At the Art and Culture Center of Hollywood, the Little children Tatum and Marley, 4, and Dakota, 2 — saw their favorite toy transformed into works of art. There was a $100 bill, a gray cat and a green man holding up his head — all constructed with thousands of LEGO blocks, all much taller than they were.

“The pencil writing ‘hello’ is the coolest,” said Naomi Eaker, a 6-year-old from Fort Lauderdale.

After “wowing’’ and “oohing’’ over the artwork, the young visitors headed into an adjacent room where tables were topped with thousands of green, blue, red, yellow, black, gray and white LEGO blocks just waiting to be turned into new works.

The Little kids searched through the piles trying to find the right blocks for their creations. After a few minutes, they began building LEGO structures of their own. “You name it, they build it,” said curator of exhibits Jane Hart. Among the many amateur creations: tanks, words, flowers, even a pregnant lady.

That was the intention behind Nathan Sawaya’s artwork.
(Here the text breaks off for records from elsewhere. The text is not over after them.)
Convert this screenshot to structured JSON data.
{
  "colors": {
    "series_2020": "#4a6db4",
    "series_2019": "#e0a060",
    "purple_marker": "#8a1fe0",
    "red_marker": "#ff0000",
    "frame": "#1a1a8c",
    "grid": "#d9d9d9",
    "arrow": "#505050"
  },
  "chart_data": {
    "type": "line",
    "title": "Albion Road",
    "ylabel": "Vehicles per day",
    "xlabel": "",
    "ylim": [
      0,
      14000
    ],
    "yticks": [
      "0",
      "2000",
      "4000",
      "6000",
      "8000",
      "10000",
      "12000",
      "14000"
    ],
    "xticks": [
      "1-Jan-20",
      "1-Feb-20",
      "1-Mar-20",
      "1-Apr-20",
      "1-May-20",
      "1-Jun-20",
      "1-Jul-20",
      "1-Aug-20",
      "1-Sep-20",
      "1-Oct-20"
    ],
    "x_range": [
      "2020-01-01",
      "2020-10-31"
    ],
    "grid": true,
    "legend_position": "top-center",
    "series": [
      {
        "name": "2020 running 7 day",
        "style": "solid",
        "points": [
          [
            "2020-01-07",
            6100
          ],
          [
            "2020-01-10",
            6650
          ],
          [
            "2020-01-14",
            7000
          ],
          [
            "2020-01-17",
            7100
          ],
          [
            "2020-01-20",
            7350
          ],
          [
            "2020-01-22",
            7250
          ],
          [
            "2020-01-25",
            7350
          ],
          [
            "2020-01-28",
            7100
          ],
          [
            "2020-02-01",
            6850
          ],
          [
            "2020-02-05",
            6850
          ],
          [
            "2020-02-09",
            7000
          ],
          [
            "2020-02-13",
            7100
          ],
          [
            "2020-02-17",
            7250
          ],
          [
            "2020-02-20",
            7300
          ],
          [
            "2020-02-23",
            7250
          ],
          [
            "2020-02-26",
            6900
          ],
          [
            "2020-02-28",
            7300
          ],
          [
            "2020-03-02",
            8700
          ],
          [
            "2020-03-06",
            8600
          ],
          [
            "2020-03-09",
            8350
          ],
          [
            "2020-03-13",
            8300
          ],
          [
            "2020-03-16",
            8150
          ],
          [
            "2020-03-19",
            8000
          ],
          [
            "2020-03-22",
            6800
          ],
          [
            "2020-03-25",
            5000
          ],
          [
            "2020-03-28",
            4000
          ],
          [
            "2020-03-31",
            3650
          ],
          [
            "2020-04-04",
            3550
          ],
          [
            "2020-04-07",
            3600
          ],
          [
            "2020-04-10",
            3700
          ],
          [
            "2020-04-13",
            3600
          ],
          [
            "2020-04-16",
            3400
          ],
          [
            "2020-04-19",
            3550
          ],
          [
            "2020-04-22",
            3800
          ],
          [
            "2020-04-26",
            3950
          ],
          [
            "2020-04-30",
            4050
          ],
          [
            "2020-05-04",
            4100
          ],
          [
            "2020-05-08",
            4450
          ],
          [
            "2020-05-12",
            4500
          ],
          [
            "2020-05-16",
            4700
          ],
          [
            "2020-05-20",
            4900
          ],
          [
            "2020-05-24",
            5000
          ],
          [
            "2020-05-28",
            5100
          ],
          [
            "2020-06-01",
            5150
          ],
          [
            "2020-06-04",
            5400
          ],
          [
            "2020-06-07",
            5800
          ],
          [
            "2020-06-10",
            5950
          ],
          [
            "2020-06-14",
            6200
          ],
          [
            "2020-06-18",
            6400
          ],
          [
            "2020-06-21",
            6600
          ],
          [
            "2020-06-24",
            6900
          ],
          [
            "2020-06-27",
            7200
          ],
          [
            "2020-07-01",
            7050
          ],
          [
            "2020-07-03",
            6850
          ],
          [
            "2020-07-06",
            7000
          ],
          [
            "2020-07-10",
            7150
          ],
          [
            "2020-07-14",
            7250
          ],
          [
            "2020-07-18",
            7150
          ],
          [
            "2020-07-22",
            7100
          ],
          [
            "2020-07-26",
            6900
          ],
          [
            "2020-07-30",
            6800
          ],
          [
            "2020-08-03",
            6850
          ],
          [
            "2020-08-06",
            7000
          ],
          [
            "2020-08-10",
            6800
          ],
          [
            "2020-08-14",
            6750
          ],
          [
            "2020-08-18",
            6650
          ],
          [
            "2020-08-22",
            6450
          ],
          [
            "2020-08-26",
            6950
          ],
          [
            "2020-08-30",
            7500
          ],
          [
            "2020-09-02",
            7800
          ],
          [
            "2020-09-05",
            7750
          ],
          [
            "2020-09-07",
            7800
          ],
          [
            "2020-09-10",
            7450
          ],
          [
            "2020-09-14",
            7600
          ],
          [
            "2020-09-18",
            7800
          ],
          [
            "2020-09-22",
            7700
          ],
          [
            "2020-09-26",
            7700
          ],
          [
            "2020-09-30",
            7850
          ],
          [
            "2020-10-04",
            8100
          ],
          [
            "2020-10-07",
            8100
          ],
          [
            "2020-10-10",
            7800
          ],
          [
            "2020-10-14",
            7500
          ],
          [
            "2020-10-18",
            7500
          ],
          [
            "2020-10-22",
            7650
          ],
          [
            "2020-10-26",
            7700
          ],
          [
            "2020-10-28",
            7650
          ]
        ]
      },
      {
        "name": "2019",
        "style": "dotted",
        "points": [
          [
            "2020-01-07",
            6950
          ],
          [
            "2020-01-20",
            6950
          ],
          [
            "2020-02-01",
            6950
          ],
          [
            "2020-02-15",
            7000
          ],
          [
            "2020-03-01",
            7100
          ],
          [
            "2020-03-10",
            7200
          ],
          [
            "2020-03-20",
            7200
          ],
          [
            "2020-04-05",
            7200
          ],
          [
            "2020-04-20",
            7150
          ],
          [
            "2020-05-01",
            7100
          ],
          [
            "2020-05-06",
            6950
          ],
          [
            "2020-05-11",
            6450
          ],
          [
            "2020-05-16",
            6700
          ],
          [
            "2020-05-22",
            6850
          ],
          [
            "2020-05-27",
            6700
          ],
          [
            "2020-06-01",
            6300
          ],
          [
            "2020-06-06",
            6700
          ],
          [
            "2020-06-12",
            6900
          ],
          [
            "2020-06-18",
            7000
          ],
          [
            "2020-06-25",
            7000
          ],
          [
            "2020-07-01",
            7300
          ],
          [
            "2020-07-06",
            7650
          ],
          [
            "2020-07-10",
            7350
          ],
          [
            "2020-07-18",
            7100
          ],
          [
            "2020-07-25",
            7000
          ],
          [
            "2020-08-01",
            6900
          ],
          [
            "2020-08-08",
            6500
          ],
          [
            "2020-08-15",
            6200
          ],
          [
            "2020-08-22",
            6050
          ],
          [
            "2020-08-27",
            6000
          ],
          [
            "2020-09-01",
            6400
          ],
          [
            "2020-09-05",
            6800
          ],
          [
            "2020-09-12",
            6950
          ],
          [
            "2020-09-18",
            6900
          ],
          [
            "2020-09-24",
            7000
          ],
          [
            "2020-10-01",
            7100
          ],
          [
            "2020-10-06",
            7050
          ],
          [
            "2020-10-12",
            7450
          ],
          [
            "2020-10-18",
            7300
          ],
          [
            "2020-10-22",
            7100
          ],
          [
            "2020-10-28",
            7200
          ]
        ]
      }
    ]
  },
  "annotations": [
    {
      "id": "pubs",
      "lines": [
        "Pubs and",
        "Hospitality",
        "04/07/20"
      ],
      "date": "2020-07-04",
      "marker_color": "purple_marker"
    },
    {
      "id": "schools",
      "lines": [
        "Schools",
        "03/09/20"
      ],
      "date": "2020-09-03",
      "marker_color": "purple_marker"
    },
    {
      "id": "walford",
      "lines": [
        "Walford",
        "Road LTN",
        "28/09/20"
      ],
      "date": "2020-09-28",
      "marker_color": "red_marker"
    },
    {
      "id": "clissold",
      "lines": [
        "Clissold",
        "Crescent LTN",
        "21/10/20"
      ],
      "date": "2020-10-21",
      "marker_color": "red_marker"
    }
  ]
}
“Kids find that when they see the work, it opens up the art world for them,” he said. “It transforms what they see as a toy and inspires them to be creative.”

Known as the “Brick Artist,” Sawaya has worked with different mediums but found that people responded best to LEGO blocks — especially children.

He assembled his first LEGO set when he was 5. Thirty-four years later, he has 1.5 million LEGO bricks in his art studio.

As for his favorite piece?

“The next one,” Sawaya said.

Sawaya currently has four exhibits touring the world, and it’s the third time his work has been showcased by the Art and Culture Center of Hollywood. The LEGO exhibit has a significant impact on the number of visitors to the center, Hart said. During the 10-week long exhibition in 2010, 13,000 people visited the museum.

For Naomi’s mom, Tatiana Eaker, 39, who attended the previous exhibitions in 2008 and 2010, the excitement has not worn off.

“It’s interesting to see [Sawaya] come up with new things,” she said.

Sawaya’s average creation uses between 25,000 and 30,000 blocks. For his largest, a billboard that was 53 feet long and 15 feet high, the artist needed 500,000 blocks.

It takes the artist two to four weeks to create a work. Though typical LEGO creations can be broken apart, Sawaya glues his pieces together.

Sculptures range from commonplace items like crayons, a skateboard and a baseball bat, to abstract concepts. There are also portraits and four skulls on the wall — blue, red, yellow and green.

Sawaya’s most well-known design, Yellow, portrays a man opening up his chest to reveal loose LEGO blocks inside.

And at the Art and Culture Center, it’s drawing raves from the young and the young at heart.

Ruth Schoenfeld, 95, visited with fellow residents of Emerald Park Retirement Center.

“Each piece has its own really beautiful aspect,” she said.